Out of the corner of his eye, he saw three people
break away from the crowd at an adjacent gate and follow a good distance behind.
None of them carried suitcases or any other indication that they’d been
traveling, which meant he’d found their bodyguards. Two of them were Leilan’s,
and the other was Kaja’s. It seemed silly that she had one at all; her height
and obvious strength should have made it clear she could defend herself or dissuade
anyone from taking her on in the first place. But no one wanted to take those
risks with their Heirs.
“Marius, did you have to bring all of your four warm
outfits that were hidden among short-sleeved clothes?” Leilan asked, moving
past the old topic.
“Only two, because my vacation’s just for the weekend,”
Marius said. “But there was a moment when packing where I wondered if my closet
was too strongly influenced by Western weather for me to have any clothes for
here at all.”
“Are you two missing the heat and rain already?”
Kaja asked.
Leilan and Marius both nodded.
“This is why we can’t schedule all our meetings for
the same week in the capital and we have to keep visiting for one at a time.
You’d freeze.”
Before Leilan could point out that was in no way
Marius’ fault, Marius stopped in his tracks and pointed behind him with his
thumb. “Sorry, but I think the sign for the taxis was back there.”
“It was great running into you at the Amber City
airport,” Leilan said, nudging him with his shoulder in a friendly way. “That
was a nice surprise.”
“I know, right?” Marius agreed, giving him a side hug.

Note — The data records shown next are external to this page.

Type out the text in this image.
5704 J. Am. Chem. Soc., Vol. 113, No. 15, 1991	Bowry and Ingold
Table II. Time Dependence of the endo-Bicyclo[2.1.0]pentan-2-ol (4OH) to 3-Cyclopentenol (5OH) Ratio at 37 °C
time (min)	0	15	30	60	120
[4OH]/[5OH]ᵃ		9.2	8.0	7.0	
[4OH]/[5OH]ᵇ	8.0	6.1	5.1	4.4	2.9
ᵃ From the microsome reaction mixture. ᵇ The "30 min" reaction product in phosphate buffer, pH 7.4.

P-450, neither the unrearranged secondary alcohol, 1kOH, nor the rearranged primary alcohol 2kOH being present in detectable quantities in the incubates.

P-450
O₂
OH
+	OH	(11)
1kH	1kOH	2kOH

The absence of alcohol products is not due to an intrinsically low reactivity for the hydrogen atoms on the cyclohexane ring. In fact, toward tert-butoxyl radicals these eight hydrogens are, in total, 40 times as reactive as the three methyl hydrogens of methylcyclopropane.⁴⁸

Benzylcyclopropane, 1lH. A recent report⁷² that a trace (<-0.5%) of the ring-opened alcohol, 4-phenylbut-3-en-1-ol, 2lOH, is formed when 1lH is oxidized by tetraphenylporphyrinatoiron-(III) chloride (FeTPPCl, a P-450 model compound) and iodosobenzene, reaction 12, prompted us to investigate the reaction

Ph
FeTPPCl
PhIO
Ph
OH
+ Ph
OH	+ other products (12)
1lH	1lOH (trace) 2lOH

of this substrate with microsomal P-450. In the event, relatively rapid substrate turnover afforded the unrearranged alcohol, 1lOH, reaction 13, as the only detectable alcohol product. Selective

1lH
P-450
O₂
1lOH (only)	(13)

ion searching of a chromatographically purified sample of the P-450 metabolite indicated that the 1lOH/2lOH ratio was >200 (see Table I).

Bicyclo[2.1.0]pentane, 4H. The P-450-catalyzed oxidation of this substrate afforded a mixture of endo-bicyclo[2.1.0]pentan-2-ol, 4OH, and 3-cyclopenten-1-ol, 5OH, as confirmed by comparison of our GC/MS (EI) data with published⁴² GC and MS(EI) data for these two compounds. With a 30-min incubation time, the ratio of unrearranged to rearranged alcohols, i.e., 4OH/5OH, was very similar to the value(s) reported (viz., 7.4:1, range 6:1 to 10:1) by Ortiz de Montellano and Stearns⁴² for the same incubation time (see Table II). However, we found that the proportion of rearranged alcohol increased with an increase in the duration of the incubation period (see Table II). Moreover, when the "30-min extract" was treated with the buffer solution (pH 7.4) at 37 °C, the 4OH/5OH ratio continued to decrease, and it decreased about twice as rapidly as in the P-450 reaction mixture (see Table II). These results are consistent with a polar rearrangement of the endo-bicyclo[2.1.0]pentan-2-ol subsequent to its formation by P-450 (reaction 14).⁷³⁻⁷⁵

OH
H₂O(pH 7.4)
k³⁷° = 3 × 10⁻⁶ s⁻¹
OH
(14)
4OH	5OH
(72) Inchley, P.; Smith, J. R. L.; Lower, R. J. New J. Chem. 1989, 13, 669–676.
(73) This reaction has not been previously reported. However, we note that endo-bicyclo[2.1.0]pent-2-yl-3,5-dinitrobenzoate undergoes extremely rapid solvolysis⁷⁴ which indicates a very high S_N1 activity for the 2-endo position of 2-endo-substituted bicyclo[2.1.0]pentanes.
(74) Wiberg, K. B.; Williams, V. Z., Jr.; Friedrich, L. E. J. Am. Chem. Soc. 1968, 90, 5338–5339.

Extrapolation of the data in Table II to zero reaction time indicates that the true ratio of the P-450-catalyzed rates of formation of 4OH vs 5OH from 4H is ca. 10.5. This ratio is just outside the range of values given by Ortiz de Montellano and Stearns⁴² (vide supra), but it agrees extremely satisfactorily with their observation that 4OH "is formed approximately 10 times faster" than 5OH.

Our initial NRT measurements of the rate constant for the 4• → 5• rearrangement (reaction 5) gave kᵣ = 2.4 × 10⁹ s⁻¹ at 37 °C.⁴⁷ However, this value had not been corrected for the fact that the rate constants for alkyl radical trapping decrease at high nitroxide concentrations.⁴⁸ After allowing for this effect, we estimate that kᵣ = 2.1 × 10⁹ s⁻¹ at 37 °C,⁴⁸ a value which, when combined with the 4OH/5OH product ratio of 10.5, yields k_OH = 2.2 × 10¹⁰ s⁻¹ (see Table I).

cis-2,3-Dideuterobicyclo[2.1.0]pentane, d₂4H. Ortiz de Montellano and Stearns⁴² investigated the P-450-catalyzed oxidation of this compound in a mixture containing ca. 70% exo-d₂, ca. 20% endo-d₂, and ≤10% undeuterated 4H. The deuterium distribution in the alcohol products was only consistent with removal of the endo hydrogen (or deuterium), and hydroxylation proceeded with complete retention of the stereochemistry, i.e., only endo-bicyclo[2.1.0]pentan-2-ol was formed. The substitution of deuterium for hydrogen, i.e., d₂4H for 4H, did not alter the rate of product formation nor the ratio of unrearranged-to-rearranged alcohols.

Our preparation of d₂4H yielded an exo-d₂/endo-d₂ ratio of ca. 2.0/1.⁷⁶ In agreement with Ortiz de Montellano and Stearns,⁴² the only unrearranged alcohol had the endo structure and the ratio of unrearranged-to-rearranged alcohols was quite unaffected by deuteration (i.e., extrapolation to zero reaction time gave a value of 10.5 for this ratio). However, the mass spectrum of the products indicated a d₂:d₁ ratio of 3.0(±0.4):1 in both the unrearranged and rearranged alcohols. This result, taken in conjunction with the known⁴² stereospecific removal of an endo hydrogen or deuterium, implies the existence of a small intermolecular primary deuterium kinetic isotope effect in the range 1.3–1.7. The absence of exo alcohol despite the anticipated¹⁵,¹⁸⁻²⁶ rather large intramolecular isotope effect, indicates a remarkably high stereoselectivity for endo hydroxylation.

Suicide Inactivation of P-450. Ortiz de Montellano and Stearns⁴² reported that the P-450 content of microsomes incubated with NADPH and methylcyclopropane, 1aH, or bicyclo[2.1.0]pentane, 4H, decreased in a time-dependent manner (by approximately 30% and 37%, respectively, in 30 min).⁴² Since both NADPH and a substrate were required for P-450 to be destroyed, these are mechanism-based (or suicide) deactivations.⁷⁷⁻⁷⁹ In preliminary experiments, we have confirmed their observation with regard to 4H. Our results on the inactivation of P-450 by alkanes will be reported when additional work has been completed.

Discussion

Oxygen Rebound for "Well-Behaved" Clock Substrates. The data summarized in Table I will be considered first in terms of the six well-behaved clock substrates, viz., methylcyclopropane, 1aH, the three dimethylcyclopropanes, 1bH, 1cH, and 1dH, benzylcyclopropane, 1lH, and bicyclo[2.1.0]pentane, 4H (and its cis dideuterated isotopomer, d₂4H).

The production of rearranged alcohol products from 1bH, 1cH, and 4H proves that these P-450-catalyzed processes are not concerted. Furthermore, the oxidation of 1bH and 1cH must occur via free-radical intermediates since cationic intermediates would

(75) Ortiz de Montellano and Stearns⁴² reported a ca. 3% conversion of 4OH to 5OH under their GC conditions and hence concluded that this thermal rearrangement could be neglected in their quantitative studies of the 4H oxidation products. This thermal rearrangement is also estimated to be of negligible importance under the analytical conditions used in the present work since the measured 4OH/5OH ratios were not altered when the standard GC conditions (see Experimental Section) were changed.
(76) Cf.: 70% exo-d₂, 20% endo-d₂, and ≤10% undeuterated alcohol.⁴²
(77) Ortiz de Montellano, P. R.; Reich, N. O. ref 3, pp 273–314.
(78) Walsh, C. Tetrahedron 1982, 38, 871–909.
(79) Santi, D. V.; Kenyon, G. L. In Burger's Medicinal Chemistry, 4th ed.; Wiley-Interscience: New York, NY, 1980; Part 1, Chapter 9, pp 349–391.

“We should absolutely have more unplanned and coincidental meet-ups in the
future, let’s work on that.” While Leilan smiled at the joke, he turned to
Kaja. “It’s good seeing you again.”
“Avoid the paparazzi,” she replied, using the same form
of goodbye she always gave him.
“Won’t that be hard,” Marius said with a sarcastic shake
of his head, completing the traditional exchange. He lingered for a moment, as
if debating whether to say more, before he smiled and turned back around,
waving as he walked away. Leilan returned the wave, watching him go until he
took the turn and was out of sight. Their bodyguards, still trailing behind,
hadn’t given Marius a glance.
Kaja reminded him that they were already late with a
sharp glance, and Leilan got back to walking.
There was already a car waiting for them in arrivals when
they left the terminal, and they waited for their bodyguards to catch up to
them before they got in and sat down. As they joined the traffic of cars trying
to leave the airport, Leilan briefly thought about how in another time and
another history, Marius could have been one of the people in this car. But Marius
Cardozo had no birthright, and the fallen House of Wisdom that his family line
had once occupied no longer had any place in this world.